The solution easily fits within constraints because even $t = 30$ results in negligible computation.

Test Cases

import sys, io

def run(inp: str) -> str:
    sys.stdin = io.StringIO(inp)
    import sys
    input = sys.stdin.readline

    t = int(input())
    out = []
    for _ in range(t):
        n = int(input())
        if n == 1:
            out.append("1")
        else:
            out.append(str((1 << n) - 1))
    return "\n".join(out)

# provided samples
assert run("2\n3\n1\n") == "7\n1"

# minimum size
assert run("1\n1\n") == "1"

# small higher case
assert run("1\n2\n") == "3"

# medium case
assert run("1\n4\n") == "15"

# larger case
assert run("1\n5\n") == "31"
Test input Expected output What it validates
n=1 1 base case correctness
n=2 3 smallest non-trivial tournament
n=4 15 power pattern consistency
n=5 31 general formula scaling

Edge Cases

For $n=1$, the algorithm directly returns 1 instead of applying the formula. This avoids relying on the expression $2^n - 1$ as a universal rule, even though it coincidentally gives the same result here. The explicit branch ensures correctness is derived from the problem’s single-match definition rather than pattern extrapolation.

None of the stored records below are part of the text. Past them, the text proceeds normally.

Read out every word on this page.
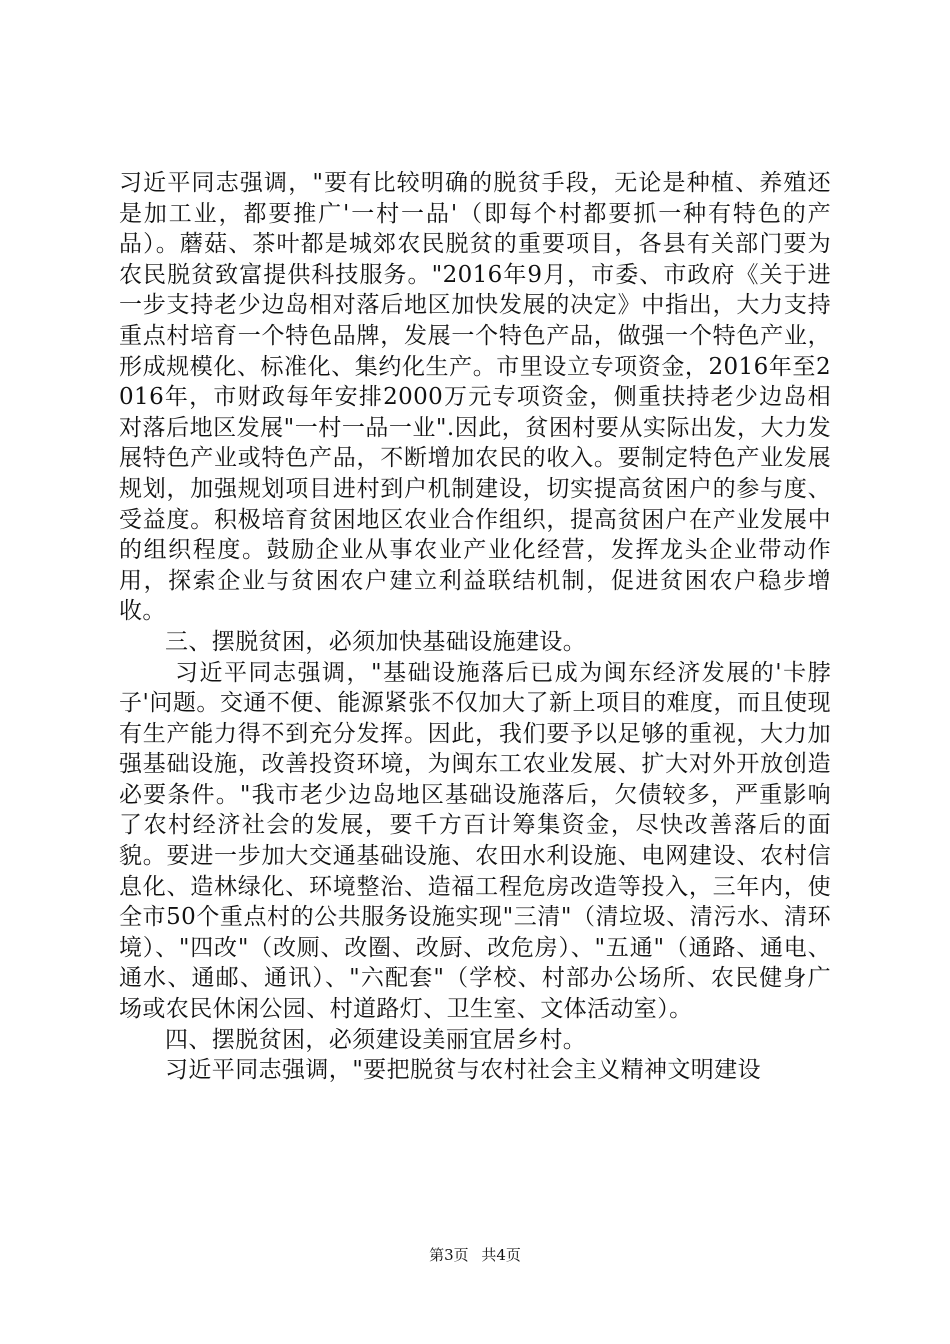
习近平同志强调，"要有比较明确的脱贫手段，无论是种植、养殖还是加工业，都要推广'一村一品'（即每个村都要抓一种有特色的产品）。蘑菇、茶叶都是城郊农民脱贫的重要项目，各县有关部门要为农民脱贫致富提供科技服务。"2016年9月，市委、市政府《关于进一步支持老少边岛相对落后地区加快发展的决定》中指出，大力支持重点村培育一个特色品牌，发展一个特色产品，做强一个特色产业，形成规模化、标准化、集约化生产。市里设立专项资金，2016年至2016年，市财政每年安排2000万元专项资金，侧重扶持老少边岛相对落后地区发展"一村一品一业".因此，贫困村要从实际出发，大力发展特色产业或特色产品，不断增加农民的收入。要制定特色产业发展规划，加强规划项目进村到户机制建设，切实提高贫困户的参与度、受益度。积极培育贫困地区农业合作组织，提高贫困户在产业发展中的组织程度。鼓励企业从事农业产业化经营，发挥龙头企业带动作用，探索企业与贫困农户建立利益联结机制，促进贫困农户稳步增收。

三、摆脱贫困，必须加快基础设施建设。

习近平同志强调，"基础设施落后已成为闽东经济发展的'卡脖子'问题。交通不便、能源紧张不仅加大了新上项目的难度，而且使现有生产能力得不到充分发挥。因此，我们要予以足够的重视，大力加强基础设施，改善投资环境，为闽东工农业发展、扩大对外开放创造必要条件。"我市老少边岛地区基础设施落后，欠债较多，严重影响了农村经济社会的发展，要千方百计筹集资金，尽快改善落后的面貌。要进一步加大交通基础设施、农田水利设施、电网建设、农村信息化、造林绿化、环境整治、造福工程危房改造等投入，三年内，使全市50个重点村的公共服务设施实现"三清"（清垃圾、清污水、清环境）、"四改"（改厕、改圈、改厨、改危房）、"五通"（通路、通电、通水、通邮、通讯）、"六配套"（学校、村部办公场所、农民健身广场或农民休闲公园、村道路灯、卫生室、文体活动室）。

四、摆脱贫困，必须建设美丽宜居乡村。

习近平同志强调，"要把脱贫与农村社会主义精神文明建设

第3页 共4页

For $n=2$, the computation gives $2^2 - 1 = 3$. Tracing the tournament: 1 beats 2, 3 beats 4, then 1 faces 3. Since $1+3=4$ is even, the larger index wins, so 3 wins. This aligns exactly with the formula output.

For larger $n$, the repeated pairing structure guarantees that the highest reachable index is always preserved through each consolidation level, so no intermediate pairing can eliminate it.